It is no secret that the nations of the East are the victims of the inhumane exploitation conducted by the Western world. Even in the 21st century, the so-called global village is still exploited by the West through technological and financial means. Dr. Shashi Tharoor is an Indian diplomat, politician, and author from a region heavily exploited by the British Raj between the mid-19th century to 1947 AD. A region that currently houses two of the world’s most populous nations is the region of the Subcontinent or modern-day South Asia. One of the most notable works of Dr. Shashi Tharoor, “Inglorious Empire: What the British Did to India,” focuses on the British Empire and its dark history of colonialism, especially within the South Asian region.
The book provides an extensive analysis and critical examination of the British Raj in India, highlighting the inhumane acts committed by the corporate leaders of the British East India Company and the post-1857 mutiny in which the British monarchy took over and continued the tradition. The book also focuses on the War of Independence (1857) and its aftermath, a major turning point in history. The author also gives his views and perspective on the reasons that led to the rebellion and its aftermath. The author raises the issue of the long-lasting impact of British rule on South Asia and the remnants of British traditions and rules that are still present in the current structure of the nations that were once part of the British Empire. The author not only focuses on the history of the Indian subcontinent but also highlights the complexities and the permanent scars caused by the British Raj that are still present in the current South Asian region. The book calls for the readers to have a deeper understanding of colonial history and how it is affecting the region to this very day. The author, in a way, wants the acknowledgment of the Western world, particularly the British Monarchy, to admit their past colonial atrocities in order to achieve true reconciliation between the British Monarchy and the nations of South Asia.

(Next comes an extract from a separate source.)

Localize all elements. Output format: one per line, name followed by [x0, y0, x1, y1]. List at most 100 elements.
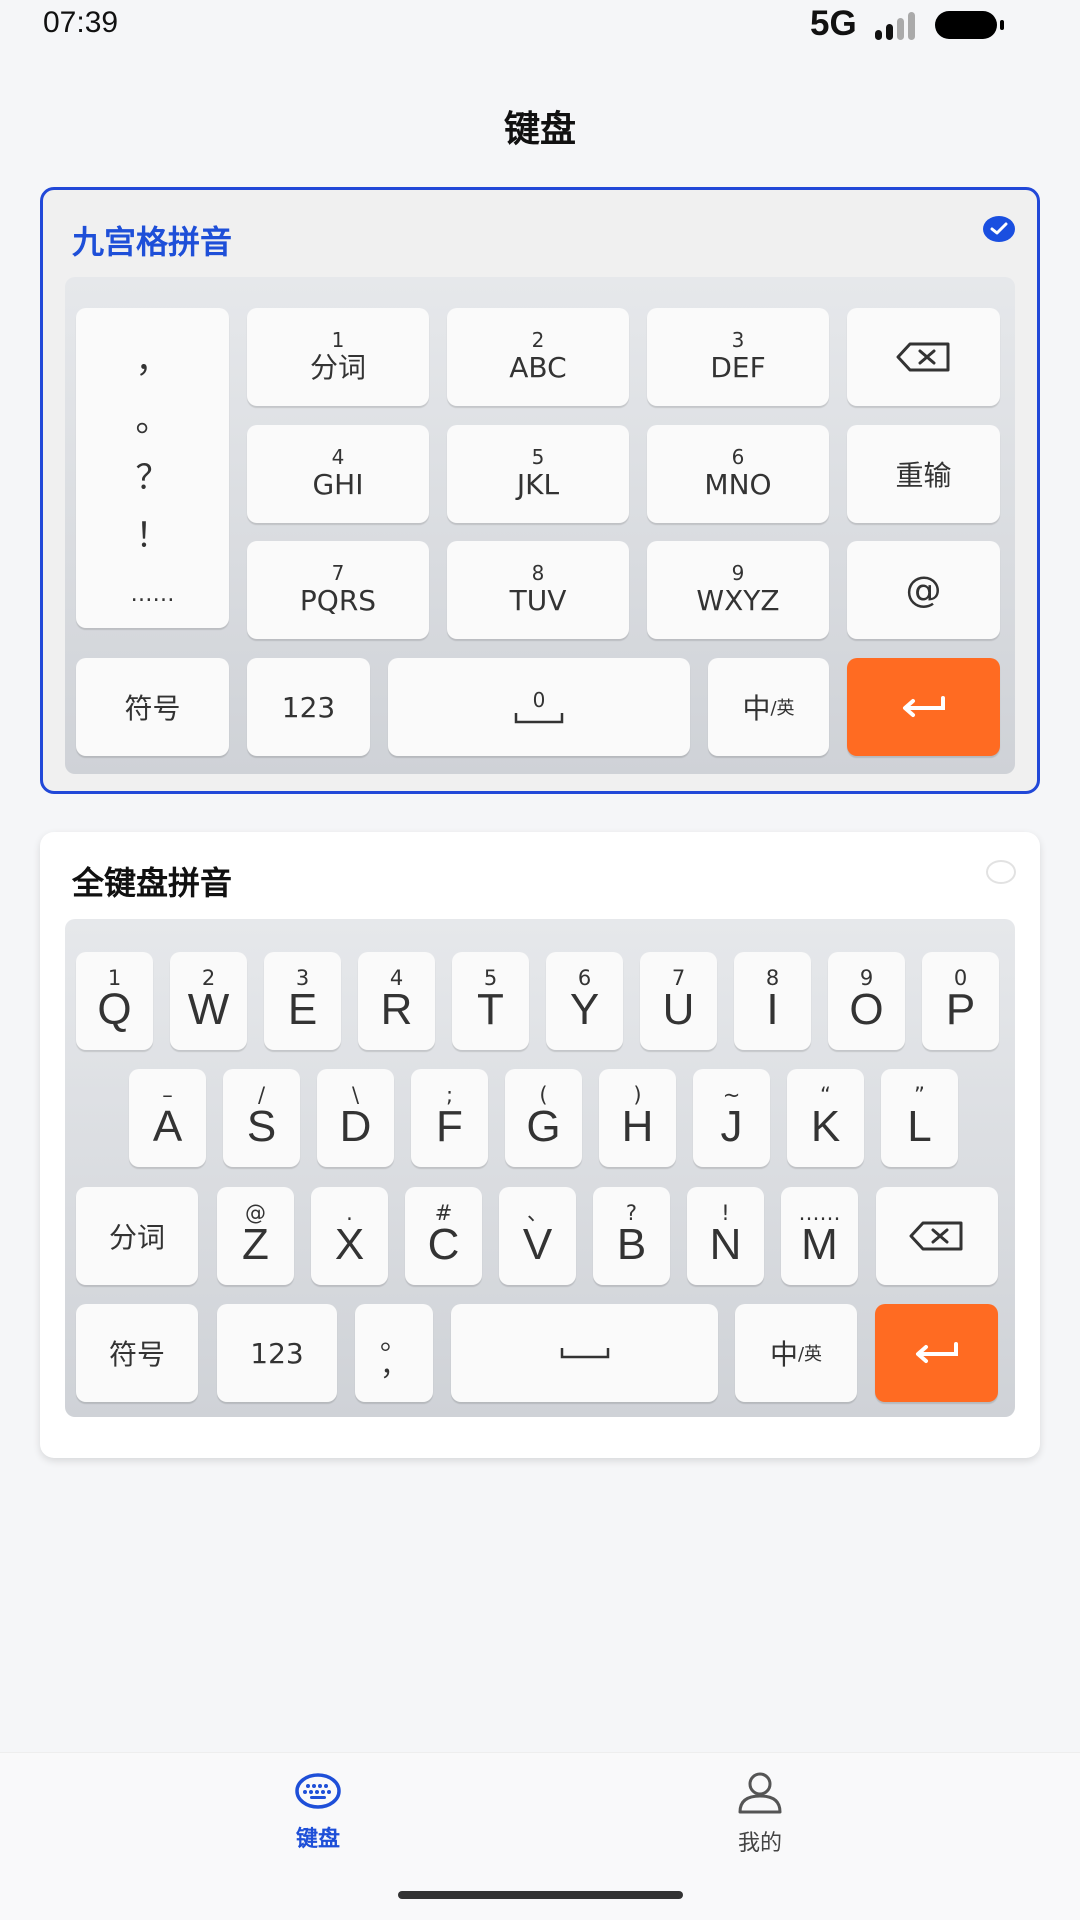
backspace-key[interactable] [847, 308, 1000, 406]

In the end, the work of Dr. Shashi Tharoor provides an extensive examination of the colonial world and its dark secrets, which still haunt us to this day. The author provides the readers with a persuasive exploration of the dark times of South Asia rather than a simple history lecture, allows the people of the current South Asian region to explore their hidden scars caused by the British Monarchy, and also reminds the current British Monarchy of their forgotten colonial crimes that are needed to be addressed by the current monarchy in order to achieve true reconciliation between Britain and the current generation of the Subcontinent. The book is a vital read for anyone trying to understand the colonial history of the Subcontinent, especially the people of South Asia whose ancestors were exploited by the British Raj and how their exploitation affected the current generation of the Subcontinent.